The first major topic is Hermes's memory system, which uses a memory.md markdown file, peer cards, a fuzzy index, and a one-hour prompt cache. Jack recommends adding a 'soul.md' file — a context manual describing who you are, how you live, and how you want the assistant to behave. He also recommends connecting Hermes to an Obsidian knowledge base and an AI meeting notetaker like Granola, Fireflies, or Fathom, enabling dynamic querying of personal notes and meeting transcripts.
Next, Jack covers background tasks using a '/background' slash command, which allows multiple queries to run simultaneously without interfering with each other. He then explains scheduled tasks using cron jobs, demonstrating a morning brief prompt that fires at 8 a.m. with weather, motivational quotes, and meeting summaries, and includes a 'dreaming sequence' where Hermes reviews all available context at 6 a.m. to generate daily recommendations.
Jack discusses the goal system, which persists for 20 messages and keeps Hermes focused on a defined objective. He introduces his own 'super goal' concept, which adds a human-AI handshake by breaking large goals into bite-sized chunks and assigning specific tasks to either the user or Hermes.

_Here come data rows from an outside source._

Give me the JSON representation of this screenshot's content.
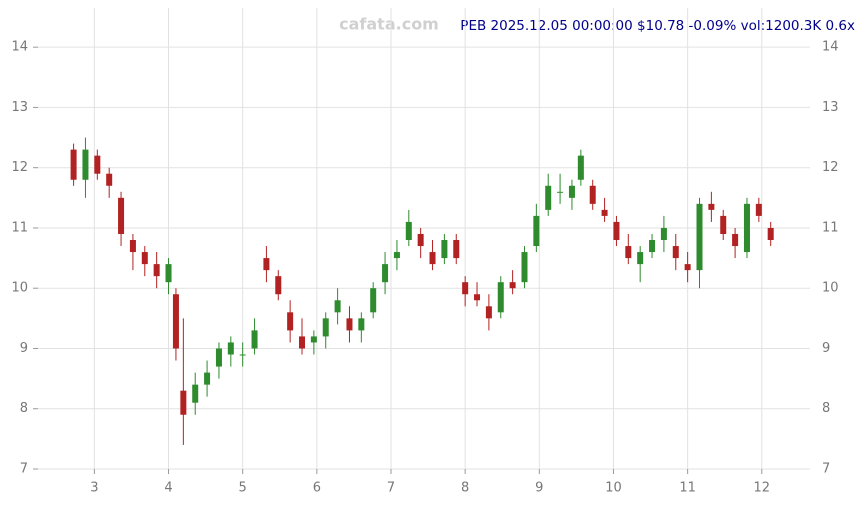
{
  "chart_data": {
    "type": "candlestick",
    "title": "PEB 2025.12.05 00:00:00 $10.78 -0.09% vol:1200.3K 0.6x",
    "watermark": "cafata.com",
    "up_color": "#2e8b2e",
    "down_color": "#b22222",
    "x": [
      2.72,
      2.88,
      3.04,
      3.2,
      3.36,
      3.52,
      3.68,
      3.84,
      4.0,
      4.1,
      4.2,
      4.36,
      4.52,
      4.68,
      4.84,
      5.0,
      5.16,
      5.32,
      5.48,
      5.64,
      5.8,
      5.96,
      6.12,
      6.28,
      6.44,
      6.6,
      6.76,
      6.92,
      7.08,
      7.24,
      7.4,
      7.56,
      7.72,
      7.88,
      8.0,
      8.16,
      8.32,
      8.48,
      8.64,
      8.8,
      8.96,
      9.12,
      9.28,
      9.44,
      9.56,
      9.72,
      9.88,
      10.04,
      10.2,
      10.36,
      10.52,
      10.68,
      10.84,
      11.0,
      11.16,
      11.32,
      11.48,
      11.64,
      11.8,
      11.96,
      12.12
    ],
    "open": [
      12.3,
      11.8,
      12.2,
      11.9,
      11.5,
      10.8,
      10.6,
      10.4,
      10.1,
      9.9,
      8.3,
      8.1,
      8.4,
      8.7,
      8.9,
      8.9,
      9.0,
      10.5,
      10.2,
      9.6,
      9.2,
      9.1,
      9.2,
      9.6,
      9.5,
      9.3,
      9.6,
      10.1,
      10.5,
      10.8,
      10.9,
      10.6,
      10.5,
      10.8,
      10.1,
      9.9,
      9.7,
      9.6,
      10.1,
      10.1,
      10.7,
      11.3,
      11.6,
      11.5,
      11.8,
      11.7,
      11.3,
      11.1,
      10.7,
      10.4,
      10.6,
      10.8,
      10.7,
      10.4,
      10.3,
      11.4,
      11.2,
      10.9,
      10.6,
      11.4,
      11.0
    ],
    "high": [
      12.4,
      12.5,
      12.3,
      12.0,
      11.6,
      10.9,
      10.7,
      10.6,
      10.5,
      10.0,
      9.5,
      8.6,
      8.8,
      9.1,
      9.2,
      9.1,
      9.5,
      10.7,
      10.3,
      9.8,
      9.5,
      9.3,
      9.6,
      10.0,
      9.7,
      9.6,
      10.1,
      10.6,
      10.8,
      11.3,
      11.0,
      10.8,
      10.9,
      10.9,
      10.2,
      10.1,
      9.9,
      10.2,
      10.3,
      10.7,
      11.4,
      11.9,
      11.9,
      11.8,
      12.3,
      11.8,
      11.5,
      11.2,
      10.9,
      10.7,
      10.9,
      11.2,
      10.9,
      10.6,
      11.5,
      11.6,
      11.3,
      11.0,
      11.5,
      11.5,
      11.1
    ],
    "low": [
      11.7,
      11.5,
      11.8,
      11.5,
      10.7,
      10.3,
      10.2,
      10.0,
      9.9,
      8.8,
      7.4,
      7.9,
      8.2,
      8.5,
      8.7,
      8.7,
      8.9,
      10.1,
      9.8,
      9.1,
      8.9,
      8.9,
      9.0,
      9.4,
      9.1,
      9.1,
      9.5,
      9.9,
      10.3,
      10.7,
      10.5,
      10.3,
      10.4,
      10.4,
      9.7,
      9.7,
      9.3,
      9.5,
      9.9,
      10.0,
      10.6,
      11.2,
      11.4,
      11.3,
      11.7,
      11.3,
      11.1,
      10.7,
      10.4,
      10.1,
      10.5,
      10.6,
      10.3,
      10.1,
      10.0,
      11.1,
      10.8,
      10.5,
      10.5,
      11.1,
      10.7
    ],
    "close": [
      11.8,
      12.3,
      11.9,
      11.7,
      10.9,
      10.6,
      10.4,
      10.2,
      10.4,
      9.0,
      7.9,
      8.4,
      8.6,
      9.0,
      9.1,
      8.9,
      9.3,
      10.3,
      9.9,
      9.3,
      9.0,
      9.2,
      9.5,
      9.8,
      9.3,
      9.5,
      10.0,
      10.4,
      10.6,
      11.1,
      10.7,
      10.4,
      10.8,
      10.5,
      9.9,
      9.8,
      9.5,
      10.1,
      10.0,
      10.6,
      11.2,
      11.7,
      11.6,
      11.7,
      12.2,
      11.4,
      11.2,
      10.8,
      10.5,
      10.6,
      10.8,
      11.0,
      10.5,
      10.3,
      11.4,
      11.3,
      10.9,
      10.7,
      11.4,
      11.2,
      10.8
    ],
    "xlim": [
      2.24,
      12.65
    ],
    "xticks": [
      3,
      4,
      5,
      6,
      7,
      8,
      9,
      10,
      11,
      12
    ],
    "ylim": [
      7,
      14.65
    ],
    "yticks": [
      7,
      8,
      9,
      10,
      11,
      12,
      13,
      14
    ],
    "grid": true
  }
}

On model selection, Jack explains how to switch models using '/model', recommending Claude Opus 4.7 for general chat, Grok (via X AI) for real-time X/Twitter data, Gemini (now via 'anti-gravity' CLI, replacing the deprecated Gemini CLI) for multimodal tasks, and OpenRouter for access to all models including DeepSeek V4 for deep research.
Jack also covers his custom 'Pantheon' system for delegating tasks to specialized agents, a mission control operating system that tracks usage and model connections, and the importance of backing up Hermes to a private GitHub repository daily. He briefly discusses computer control capabilities but notes limited practical use cases.

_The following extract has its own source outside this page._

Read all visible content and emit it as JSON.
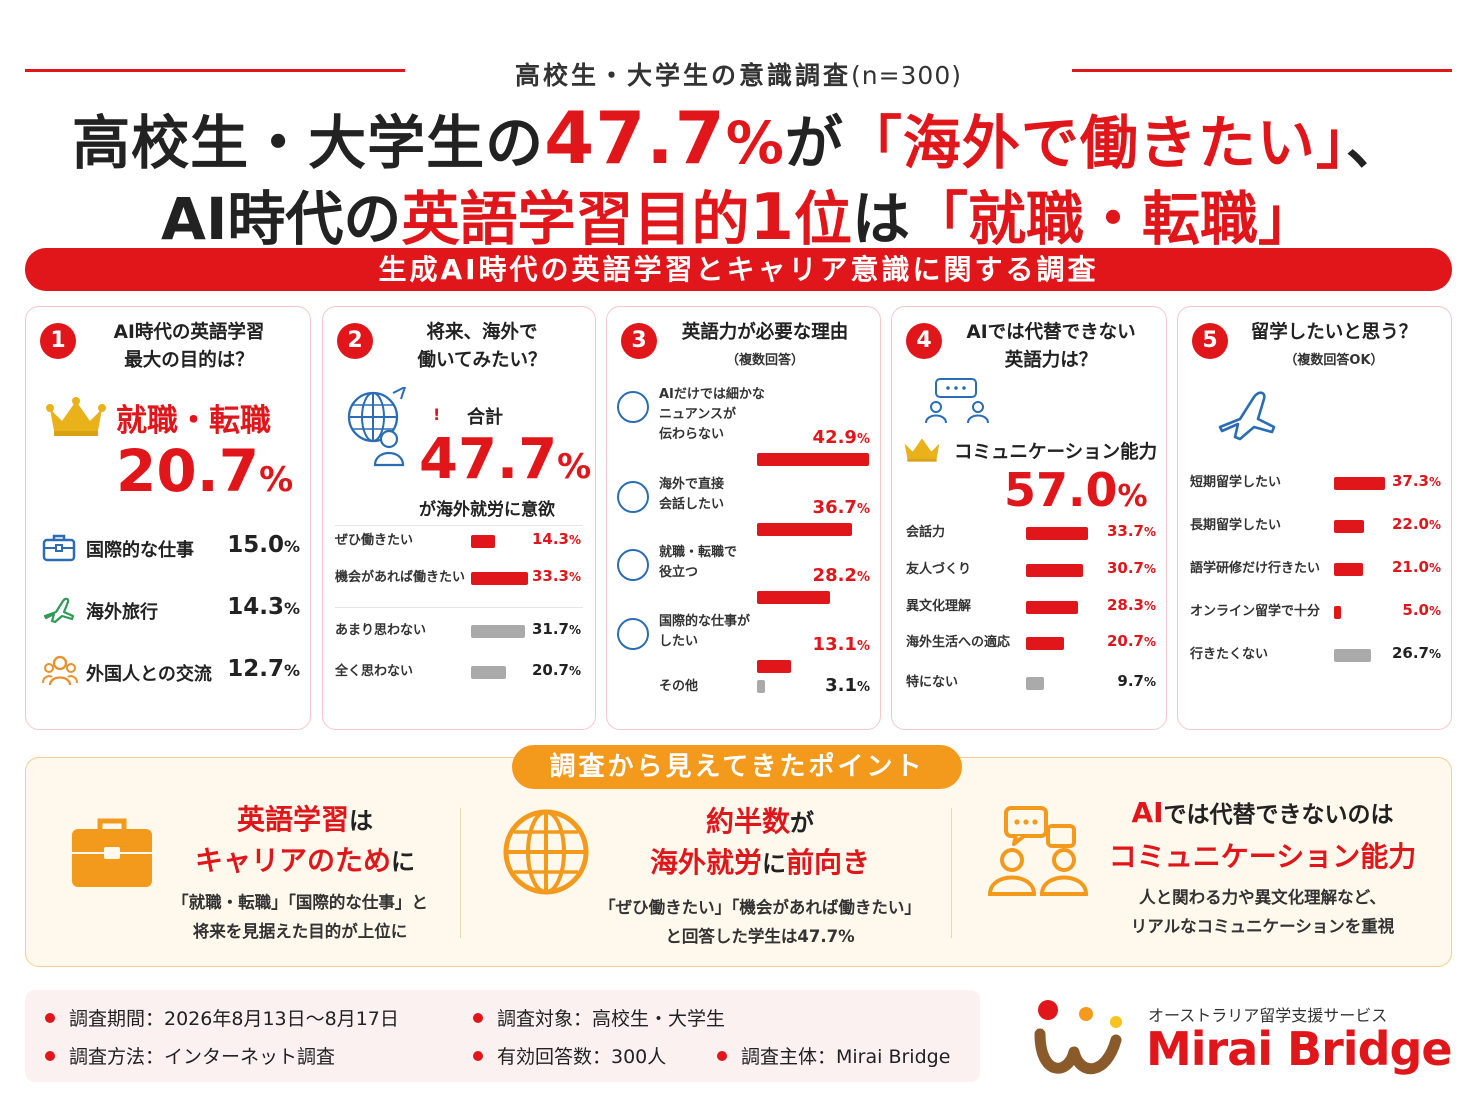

On deployment, Jack recommends running Hermes locally on a personal Mac rather than a VPS, citing security and ease of integration with local memory systems. He mentions Docker as an option for sandboxing. He also recommends Firecrawl for agentic web search, claiming it cuts costs by 80%. The video ends with a teaser for an even more powerful integration to be covered in a follow-up video.
Key Insights
- Jack argues that Hermes's memory system is what distinguishes it from other AI assistants, using a memory.md file, peer cards, a fuzzy index, and a 1-hour prompt cache to maintain persistent context across sessions.
- Jack describes a 'dreaming sequence' cron job where Hermes is instructed to review all conversation history, meetings, and files at 6 a.m. and generate three daily recommendations plus one non-negotiable action item before sending an 8 a.m. morning brief.
- Jack claims the standard goal feature has a critical limitation — no human-AI handshake — meaning Hermes will keep working autonomously even on tasks that require user input, which his 'super goal' system resolves by explicitly assigning transactions to either the human or the AI.
- Jack states that Grok via X AI is uniquely valuable for content creators because it has access to the entire X (Twitter) database, enabling real-time searches for viral tweets without needing third-party tools like Amplitude.
- Jack recommends running Hermes locally on a personal Mac rather than a VPS, arguing it is safer and simpler because local memory systems like Obsidian are already on the same machine, and that VPS deployments require proper tunneling and security provisions to avoid attack exposure.